Rhyme and Reason in Cipriano de Rore's Canon Madrigals

Benjamin Dobbs, Independent Scholar

Cipriano de Rore's madrigals are repeatedly cited as exemplars of the genre by both contemporaneous and modern writers. Giovanni Bardi noted Rore's attention in crafting a musical style that reflects the subtleties of the text, a characteristic for which Giulio Cesare Monteverdi credits the composer as one of the founders of the seconda prattica. More recently, James Haar posits that Rore's madrigali cromatici served as textbook examples for later composers, and Don Harrán observes the textural ingenuity that Rore achieves in writing for five voices at a time when most madrigals were written for four voices. Three of Rore's madrigals stand out for the balance that he attains between inventive flexibility and strict contrapuntal technique through the medium of the canon.

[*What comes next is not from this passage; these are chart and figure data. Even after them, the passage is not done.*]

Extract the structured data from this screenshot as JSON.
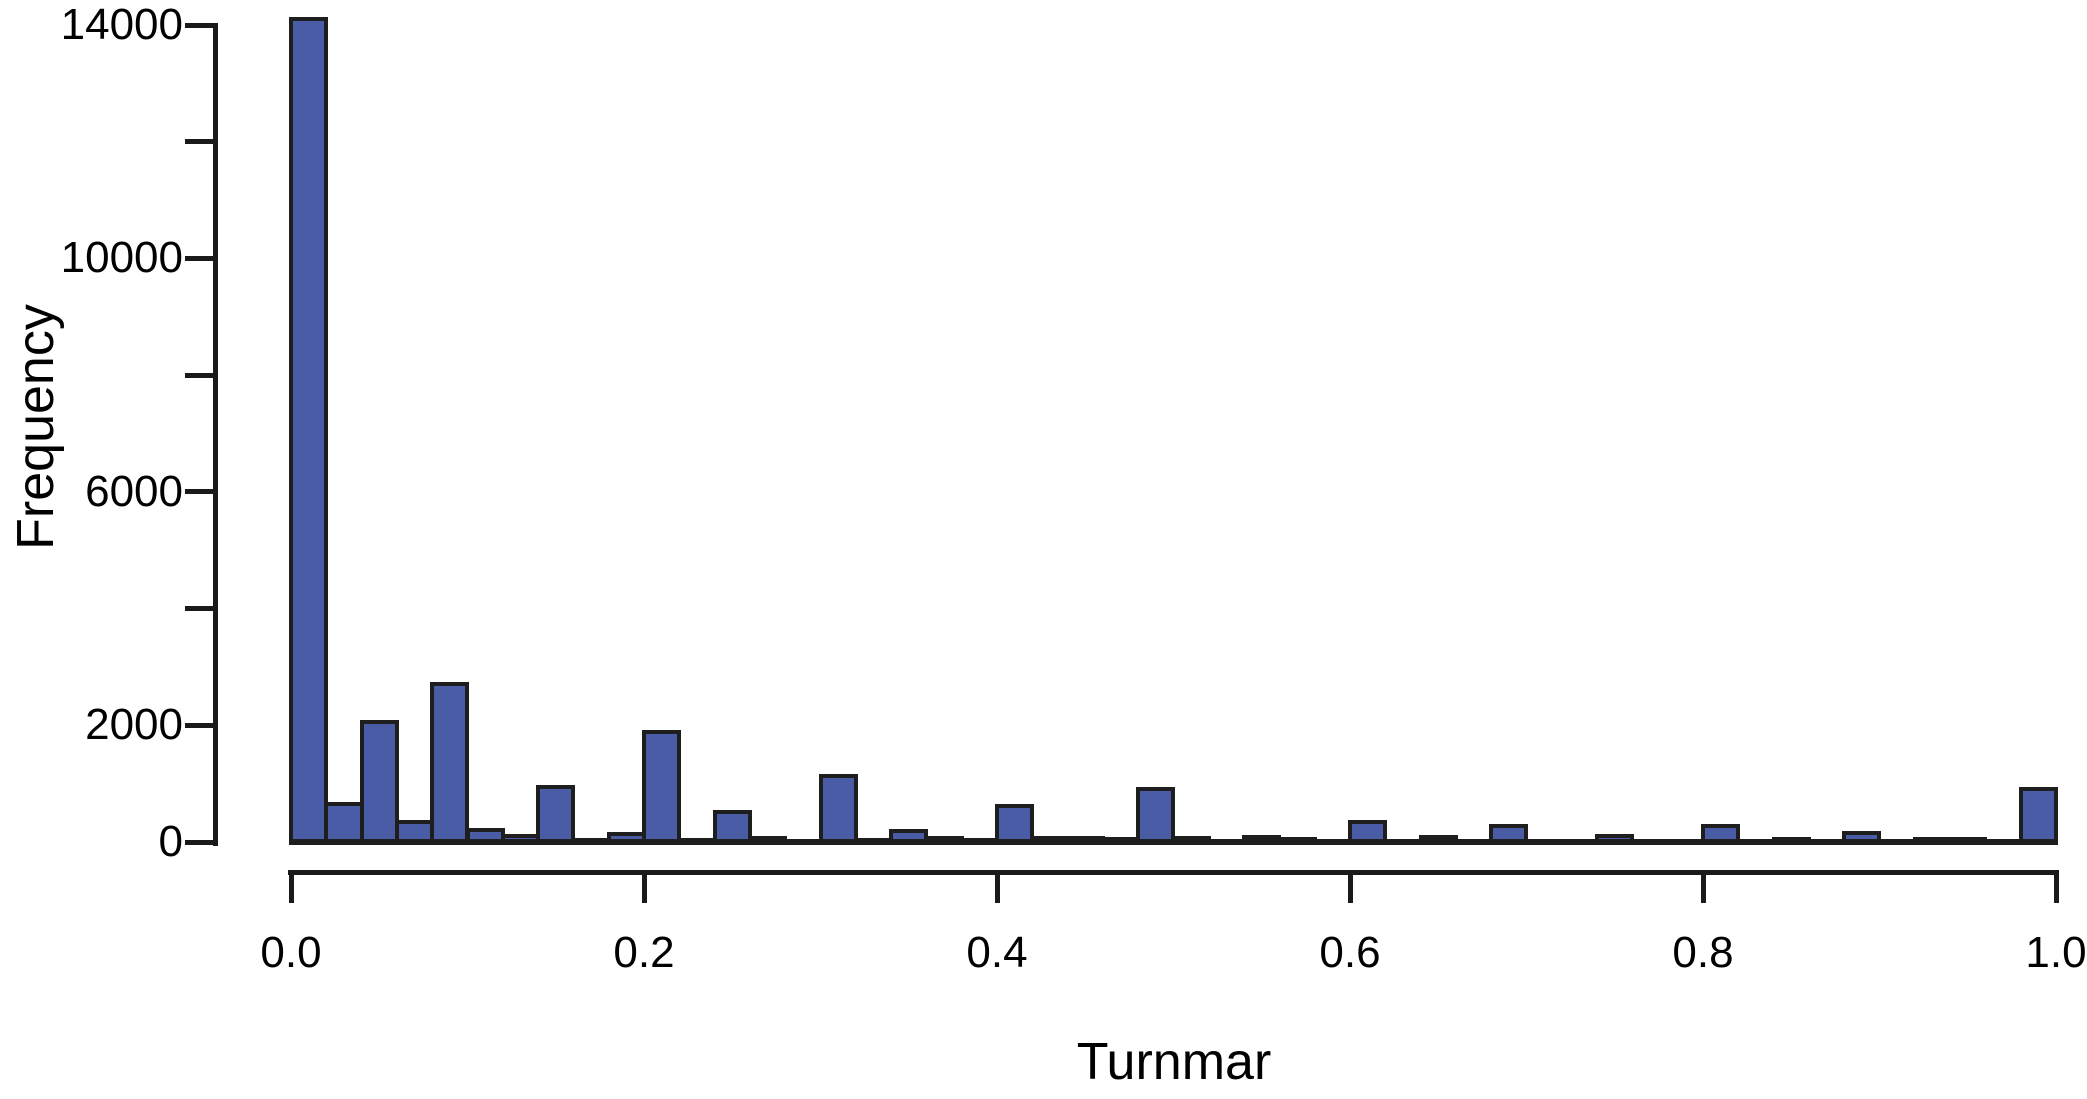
{
  "page": {
    "background": "#ffffff"
  },
  "chart_data": {
    "type": "bar",
    "subtype": "histogram",
    "title": "",
    "xlabel": "Turnmar",
    "ylabel": "Frequency",
    "grid": false,
    "legend": "none",
    "xlim": [
      0.0,
      1.0
    ],
    "ylim": [
      0,
      14000
    ],
    "bin_start": 0.0,
    "bin_width": 0.02,
    "values": [
      14100,
      650,
      2050,
      350,
      2700,
      210,
      100,
      950,
      30,
      140,
      1880,
      30,
      520,
      60,
      20,
      1130,
      30,
      180,
      60,
      30,
      620,
      60,
      60,
      50,
      900,
      60,
      20,
      80,
      50,
      20,
      340,
      20,
      80,
      20,
      280,
      20,
      20,
      100,
      20,
      20,
      270,
      10,
      50,
      20,
      150,
      10,
      50,
      50,
      20,
      900
    ],
    "x_axis": {
      "ticks": [
        0.0,
        0.2,
        0.4,
        0.6,
        0.8,
        1.0
      ],
      "tick_decimals": 1
    },
    "y_axis": {
      "ticks": [
        0,
        2000,
        4000,
        6000,
        8000,
        10000,
        12000,
        14000
      ],
      "labeled_ticks": [
        0,
        2000,
        6000,
        10000,
        14000
      ]
    },
    "colors": {
      "bar_fill": "#4A5CA5",
      "bar_border": "#1E1E1E",
      "axis": "#1A1A1A",
      "text": "#000000"
    }
  }
}
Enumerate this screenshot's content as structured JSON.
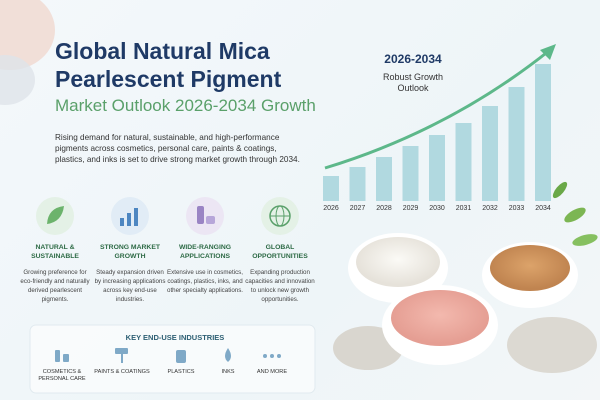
{
  "header": {
    "title_line1": "Global Natural Mica",
    "title_line2": "Pearlescent Pigment",
    "subtitle": "Market Outlook 2026-2034 Growth"
  },
  "intro": "Rising demand for natural, sustainable, and high-performance pigments across cosmetics, personal care, paints & coatings, plastics, and inks is set to drive strong market growth through 2034.",
  "features": [
    {
      "title": "NATURAL & SUSTAINABLE",
      "text": "Growing preference for eco-friendly and naturally derived pearlescent pigments."
    },
    {
      "title": "STRONG MARKET GROWTH",
      "text": "Steady expansion driven by increasing applications across key end-use industries."
    },
    {
      "title": "WIDE-RANGING APPLICATIONS",
      "text": "Extensive use in cosmetics, coatings, plastics, inks, and other specialty applications."
    },
    {
      "title": "GLOBAL OPPORTUNITIES",
      "text": "Expanding production capacities and innovation to unlock new growth opportunities."
    }
  ],
  "industries": {
    "title": "KEY END-USE INDUSTRIES",
    "items": [
      "COSMETICS & PERSONAL CARE",
      "PAINTS & COATINGS",
      "PLASTICS",
      "INKS",
      "AND MORE"
    ]
  },
  "chart_data": {
    "type": "bar",
    "title": "2026-2034",
    "subtitle": "Robust Growth Outlook",
    "categories": [
      "2026",
      "2027",
      "2028",
      "2029",
      "2030",
      "2031",
      "2032",
      "2033",
      "2034"
    ],
    "values": [
      25,
      34,
      44,
      55,
      66,
      78,
      95,
      114,
      137
    ],
    "color": "#a6d4dc"
  }
}
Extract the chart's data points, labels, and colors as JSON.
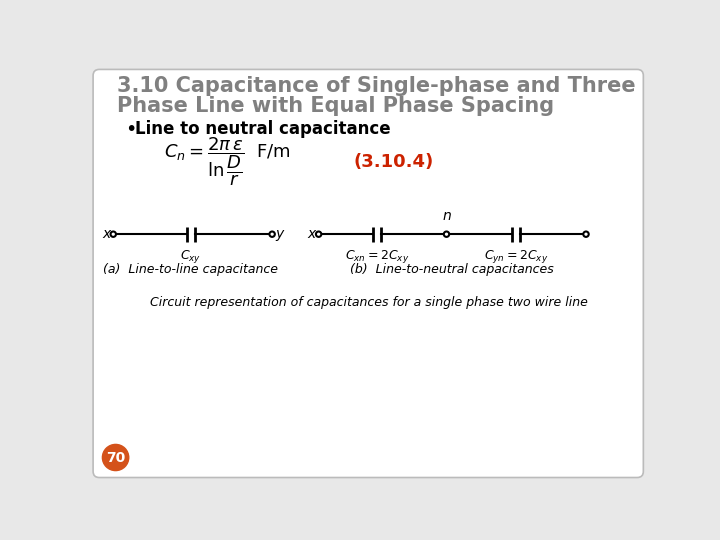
{
  "title_line1": "3.10 Capacitance of Single-phase and Three",
  "title_line2": "Phase Line with Equal Phase Spacing",
  "title_color": "#808080",
  "title_fontsize": 15,
  "bullet_text": "Line to neutral capacitance",
  "bullet_fontsize": 12,
  "equation_number": "(3.10.4)",
  "eq_color": "#cc2200",
  "eq_fontsize": 13,
  "caption": "Circuit representation of capacitances for a single phase two wire line",
  "caption_fontsize": 9,
  "page_number": "70",
  "page_bg": "#d4521a",
  "background": "#e8e8e8",
  "border_color": "#bbbbbb",
  "diagram_label_a": "(a)  Line-to-line capacitance",
  "diagram_label_b": "(b)  Line-to-neutral capacitances",
  "diagram_label_fontsize": 9,
  "cap_label_fontsize": 9,
  "formula_fontsize": 13,
  "wire_lw": 1.5,
  "cap_lw": 2.0,
  "terminal_r": 3.5
}
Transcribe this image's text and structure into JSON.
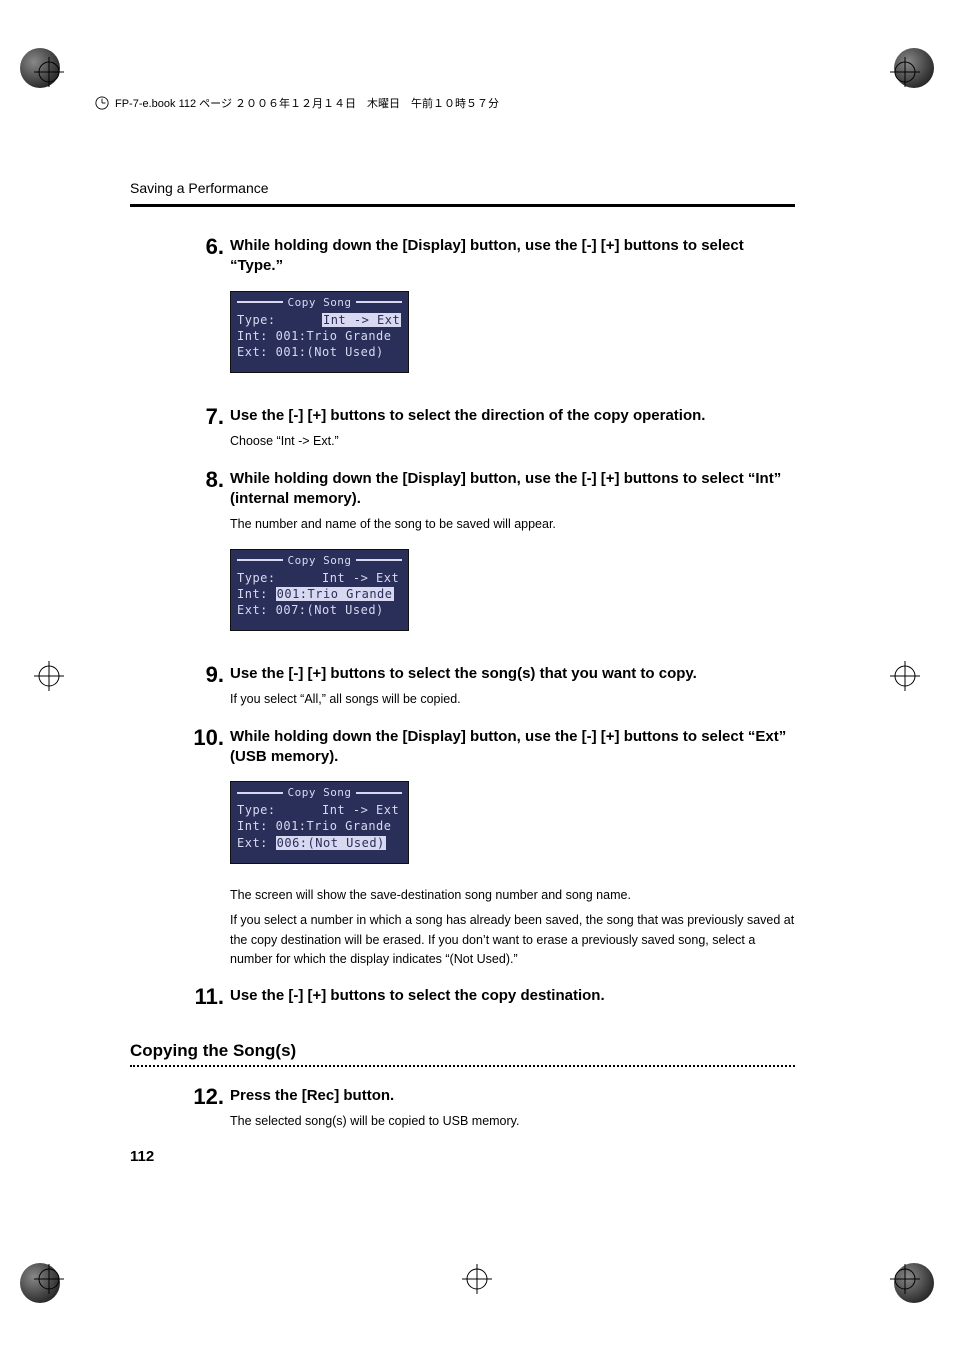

Rore's canon madrigals (Alcun non può saper (1557), Come la notte (1557), and Convien ch'ovunque sia (1566)) are set for five voices: one voice contains a canon, one presents the resolution, and three flow between free and imitative counterpoint. Ludovico Ariosto's epic Orlando furioso (1516), written in ottava rima, provides the text for each madrigal. Analysis of the pieces individually and as a unified subset of Rore's output reveals that, while the nuanced canonic techniques and refined formal strategies found in these three madrigals reflect the intricate relationship of musical and poetic conventions surrounding the form of the ottava rima, the individuality of each madrigal is maintained through Rore's careful reading of each text.